Weitere Auswertungen zeigen sogar, dass russische Kräfte im April 2026 netto etwa 116 Quadratkilometer verloren – die erste solche Entwicklung seit dem ukrainischen Vorstoß in die Region Kursk im Jahr 2024.
Analysten führen diese Verlangsamung auf mehrere Faktoren zurück: ukrainische Gegenangriffe, verbesserte Verteidigungsstellungen sowie präzise Angriffe auf russische Logistik und Infrastruktur hinter der Front.
Unbemannte Systeme sind zu einer der entscheidenden Technologien des Konflikts geworden. Beide Seiten führen mittlerweile groß angelegte Luftangriffe durch, bei denen teilweise hunderte Drohnen gleichzeitig eingesetzt werden.
Die Ukraine nutzt Drohnen nicht nur an der Front, sondern auch für Angriffe tief im russischen Hinterland. In einem von russischen Behörden gemeldeten Angriff wurden mehr als 550 ukrainische Drohnen auf mehrere Regionen Russlands gestartet, darunter auch Gebiete in der Nähe von Moskau. Es handelte sich um eine der größten Drohnenoperationen des Kriegs.
Nach Angaben ukrainischer Militärführung haben Drohneneinheiten eine zentrale Rolle bei der Schwächung russischer Truppen eingenommen und verursachen einen großen Anteil der jüngsten russischen Verluste.
Parallel zu den Frontoperationen hat die Ukraine ihre Angriffe auf Russlands Energiesektor intensiviert – insbesondere auf Ölraffinerien und Exportinfrastruktur.
Berichten zufolge führten ukrainische Drohnenangriffe im Mai 2026 dazu, dass fast alle großen Raffinerien in Zentralrussland ihre Produktion ganz oder teilweise einstellen mussten.

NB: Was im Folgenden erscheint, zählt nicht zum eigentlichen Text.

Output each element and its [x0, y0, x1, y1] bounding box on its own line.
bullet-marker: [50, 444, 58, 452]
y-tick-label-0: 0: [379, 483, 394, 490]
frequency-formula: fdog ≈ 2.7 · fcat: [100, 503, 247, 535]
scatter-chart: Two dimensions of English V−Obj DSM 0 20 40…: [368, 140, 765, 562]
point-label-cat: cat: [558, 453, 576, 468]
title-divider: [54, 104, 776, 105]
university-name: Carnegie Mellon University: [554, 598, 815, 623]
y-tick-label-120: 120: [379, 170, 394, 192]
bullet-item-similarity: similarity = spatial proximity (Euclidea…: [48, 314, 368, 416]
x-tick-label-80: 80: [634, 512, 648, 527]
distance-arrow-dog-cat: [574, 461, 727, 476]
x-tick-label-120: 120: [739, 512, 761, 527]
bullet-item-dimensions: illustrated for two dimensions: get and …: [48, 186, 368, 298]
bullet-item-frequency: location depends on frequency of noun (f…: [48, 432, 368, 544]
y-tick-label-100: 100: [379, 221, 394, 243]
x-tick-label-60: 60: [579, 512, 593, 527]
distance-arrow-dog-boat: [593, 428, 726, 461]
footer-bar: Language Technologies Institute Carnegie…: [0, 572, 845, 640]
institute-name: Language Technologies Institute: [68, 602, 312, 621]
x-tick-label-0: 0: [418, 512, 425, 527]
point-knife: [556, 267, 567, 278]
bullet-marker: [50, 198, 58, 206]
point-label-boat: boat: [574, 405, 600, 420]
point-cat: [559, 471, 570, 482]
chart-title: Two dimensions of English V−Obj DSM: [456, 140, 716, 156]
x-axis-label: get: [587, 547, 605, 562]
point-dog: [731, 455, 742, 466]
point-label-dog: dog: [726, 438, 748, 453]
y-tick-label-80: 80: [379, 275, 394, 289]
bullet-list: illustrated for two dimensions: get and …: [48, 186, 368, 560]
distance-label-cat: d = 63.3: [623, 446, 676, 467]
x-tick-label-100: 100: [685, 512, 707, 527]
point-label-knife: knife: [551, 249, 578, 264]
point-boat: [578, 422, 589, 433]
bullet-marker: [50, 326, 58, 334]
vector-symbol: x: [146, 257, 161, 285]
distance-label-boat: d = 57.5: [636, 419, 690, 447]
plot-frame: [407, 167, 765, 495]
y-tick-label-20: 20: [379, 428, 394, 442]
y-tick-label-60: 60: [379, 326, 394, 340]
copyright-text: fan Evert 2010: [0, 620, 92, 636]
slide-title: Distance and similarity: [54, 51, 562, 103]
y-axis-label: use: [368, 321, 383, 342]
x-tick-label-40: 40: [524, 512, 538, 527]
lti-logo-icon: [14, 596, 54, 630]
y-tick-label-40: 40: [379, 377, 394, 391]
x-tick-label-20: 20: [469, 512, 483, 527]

Die betroffenen Anlagen verfügen zusammen über eine Verarbeitungskapazität von mehr als 83 Millionen Tonnen pro Jahr, etwa ein Viertel der gesamten russischen Raffineriekapazität.
Diese Angriffe reduzieren die Treibstoffproduktion und stören Teile der russischen Lieferketten für Ölprodukte. Energieanlagen sind deshalb ein wichtiges Ziel, weil Steuern auf Öl und Gas einen bedeutenden Anteil der Staatseinnahmen Russlands ausmachen.
Die Angriffe auf die Energieinfrastruktur treffen Russland zu einem Zeitpunkt, an dem die Kriegswirtschaft ohnehin unter zunehmendem finanziellen Druck steht.
In den ersten vier Monaten des Jahres 2026 erreichte das russische Haushaltsdefizit rund 5,88 Billionen Rubel (etwa 79 Milliarden US‑Dollar) – deutlich mehr als im gleichen Zeitraum des Vorjahres.
Selbst steigende Weltmarktpreise für Öl konnten die Belastung bislang nicht vollständig ausgleichen. Hohe Militärausgaben und Schäden an Energieanlagen erhöhen laut Analysten den Druck auf Russlands Staatshaushalt und Finanzsystem.
Die aktuellen Entwicklungen deuten eher auf eine Verschiebung der Dynamik als auf einen unmittelbaren Wendepunkt im Krieg hin.
Ukrainische Gegenangriffe bei Kupjansk und in Saporischschja, die verlangsamte russische Offensive sowie Angriffe auf Russlands Ölindustrie zeigen, dass Kyjiw zunehmend sowohl das Schlachtfeld als auch Teile der russischen Kriegswirtschaft beeinflussen kann.
Gleichzeitig verfügt Russland weiterhin über große Streitkräfte in der Ukraine und führt entlang vieler Frontabschnitte offensive Operationen durch. Der Krieg bleibt daher vor allem ein zermürbender Abnutzungskonflikt – in dem kleine Geländegewinne, Logistikstörungen und wirtschaftlicher Druck langfristig entscheidender sein könnten als spektakuläre Durchbrüche.